No, the method that you originally subscribed to the event with will have gone out of scope. When the class fires the event it should always check the underlying delegate to make sure that it is not null.
 
Event Handler

Thanks for the quick reply. However, I don't think I expressed my question very well -- it's about clean up. I'm destroying (removing all references to) an object that raises events. Event handlers have been added along the way.

Since the object that raises events has been dereferenced, it will not raise its events anymore. My question is whether, to complete clean up, do I need to explicitly execute RemoveHandler for each handler that had been added for that specific instance of the object before completing its eligibility for destruction by removing all references to the instance of the object?
 
The reference to the "client" object's method (the method that is fired when the event is raised) is living in the object that has the event. Once this object is destroyed, the underlying method reference is also destroyed.
 
This might clarify it:
C#:
static void Main(string[] args)
{
    MyClass m = new MyClass();
    m.MyEvent += new MyDelegate(m_MyEvent);

    // "m_MyEvent" will fire when the event is raised

    m = null;

    // "m_MyEvent" is no longer subscribed to any events and will *never* fire

    Console.WriteLine("Done...");
    Console.ReadLine();
}

static void m_MyEvent()
{
    
}
 
Suppose an object X subscribes to an event of object Y. The following chart shows how the references affect garbage collection. The important thing to understand is how events are stored.
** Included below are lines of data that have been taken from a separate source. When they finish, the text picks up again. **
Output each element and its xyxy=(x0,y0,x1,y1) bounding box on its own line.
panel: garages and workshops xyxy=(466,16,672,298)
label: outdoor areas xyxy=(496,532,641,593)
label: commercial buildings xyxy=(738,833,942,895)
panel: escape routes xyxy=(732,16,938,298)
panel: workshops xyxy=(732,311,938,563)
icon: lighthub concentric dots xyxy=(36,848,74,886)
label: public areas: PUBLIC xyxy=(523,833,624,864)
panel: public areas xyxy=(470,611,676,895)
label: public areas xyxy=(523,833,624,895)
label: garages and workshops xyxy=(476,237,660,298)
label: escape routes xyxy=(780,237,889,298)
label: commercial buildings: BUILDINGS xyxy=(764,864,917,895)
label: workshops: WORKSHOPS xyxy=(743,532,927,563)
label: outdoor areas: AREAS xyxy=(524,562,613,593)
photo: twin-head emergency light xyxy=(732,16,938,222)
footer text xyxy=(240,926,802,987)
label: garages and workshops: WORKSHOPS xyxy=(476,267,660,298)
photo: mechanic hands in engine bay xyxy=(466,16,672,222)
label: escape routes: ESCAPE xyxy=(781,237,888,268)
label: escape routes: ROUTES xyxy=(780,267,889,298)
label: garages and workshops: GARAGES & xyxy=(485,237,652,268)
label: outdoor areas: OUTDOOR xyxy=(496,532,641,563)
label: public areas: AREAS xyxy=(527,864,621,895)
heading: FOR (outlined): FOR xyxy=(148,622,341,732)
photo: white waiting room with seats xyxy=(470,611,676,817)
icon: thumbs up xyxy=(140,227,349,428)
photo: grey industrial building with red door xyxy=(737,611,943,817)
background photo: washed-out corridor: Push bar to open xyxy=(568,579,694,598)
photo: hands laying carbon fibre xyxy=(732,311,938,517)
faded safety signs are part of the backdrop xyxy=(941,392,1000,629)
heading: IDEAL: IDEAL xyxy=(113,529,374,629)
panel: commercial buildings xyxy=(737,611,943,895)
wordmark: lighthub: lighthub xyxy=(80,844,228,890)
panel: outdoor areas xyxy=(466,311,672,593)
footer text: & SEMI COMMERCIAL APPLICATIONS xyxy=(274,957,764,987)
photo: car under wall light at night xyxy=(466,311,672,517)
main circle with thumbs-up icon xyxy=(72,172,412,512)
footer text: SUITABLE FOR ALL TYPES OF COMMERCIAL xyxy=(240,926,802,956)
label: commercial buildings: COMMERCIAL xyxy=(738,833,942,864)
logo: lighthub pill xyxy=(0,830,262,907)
When X handles an event from Y, X does not store a reference to the event in Y, but rather Y stores a reference to the handler in X. This means that when X handles events from Y we don't have references from X to Y, but exactly the opposite.

After looking at the chart, one might think something like, "What if a .Net method is used as a callback for Windows or an unmanaged DLL? Then wouldn't the object still be active even though no .Net objects reference it? Couldn't it raise events even though it is eligible for garbage collection?" The answer is that when we pass a delegate to an unmanaged DLL, the .Net runtime sets up a thunk to marshal data between managed and unmanaged code, and this thunk maintains a reference to the object in question, "rooting" it and preventing it from being garbage collected.